In 1934, İsmet Pasha formalized the connection by purchasing the house outright, adopting the surname 'İnönü' — after the Battle of İnönü, one of his great victories in the War of Independence — in line with the Surname Law that Atatürk had enacted that year. Atatürk's gift of furniture made the interior of the mansion feel less like a rented summer house and more like an extension of the new state's domestic life. In 1937, İnönü resigned from the prime ministerial position and began living primarily on Heybeliada. The following year, after Atatürk's death in 1938, İnönü was elected as the second President of Turkey — and the calculus changed. Presidential duties meant vacations in other places, state obligations replaced island mornings, and the Heybeliada house, as the source article notes, "lost its past liveliness."
In 1950, İsmet İnönü and his Republican People's Party lost the general election — Turkey's first genuinely competitive multiparty election — to Adnan Menderes's Democrat Party. It was a historic defeat, the first peaceful transfer of power in Turkish republican history. For İnönü, political exile of a kind followed: he returned to opposition, to parliamentary work, and, significantly, to the house on Heybeliada. The source article observes simply that when İnönü lost the 1950 elections, "the house once again returned to its former liveliness." He remained one of Turkey's most important political figures throughout the 1950s and 1960s, serving again as prime minister from 1961 to 1965, but the island house resumed its central role in the family's life during this period.
İsmet İnönü died on 25 December 1973. The family kept the house after his death, and eventually the decision was made to open it as a museum while preserving the original furniture — the furniture Atatürk had given, along with everything the family had added across decades of use. The garden of the property is now used by the Museum of the Princes' Islands. The İsmet İnönü House Museum functions not as a monument to political triumph but as a domestic record: rooms and objects that reflect the private life of a man who was simultaneously a war commander, a republic-builder, an opposition leader, and a regular visitor to one of Istanbul's most quietly beautiful islands. That combination of national history and personal habit — the president who kept coming back to the same island house — is what makes the museum worth the ferry ride.

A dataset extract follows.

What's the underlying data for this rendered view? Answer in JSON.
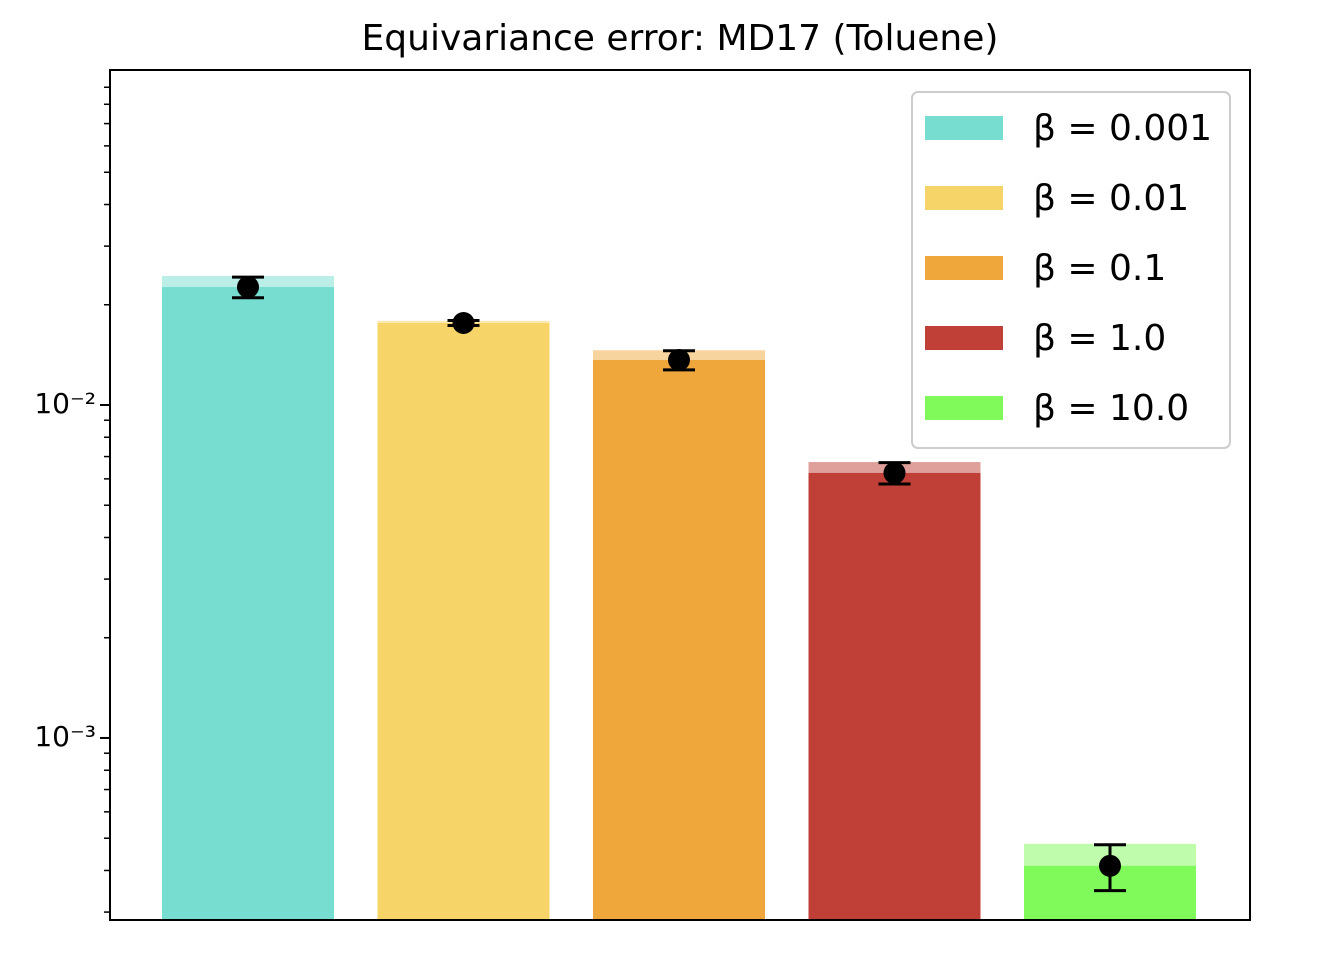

The İsmet İnönü House Museum is located at approximately 40.8781°N, 29.0933°E on Heybeliada, the second largest of the Princes' Islands in the Sea of Marmara, about 13 km southeast of central Istanbul. From the air at 2,000–3,000 feet, Heybeliada is the smaller island immediately northwest of Büyükada, with the main settlement visible at its northern end near the ferry landing. The museum sits in the residential interior of the island. The nearest airport is LTFJ (Sabiha Gökçen International, Asian side of Istanbul, approximately 20 km north). The major hub is LTFM (Istanbul Airport, European side). The island cluster is best observed from the southeast approach, where the full chain of Princes' Islands is visible in sequence against the Marmara backdrop.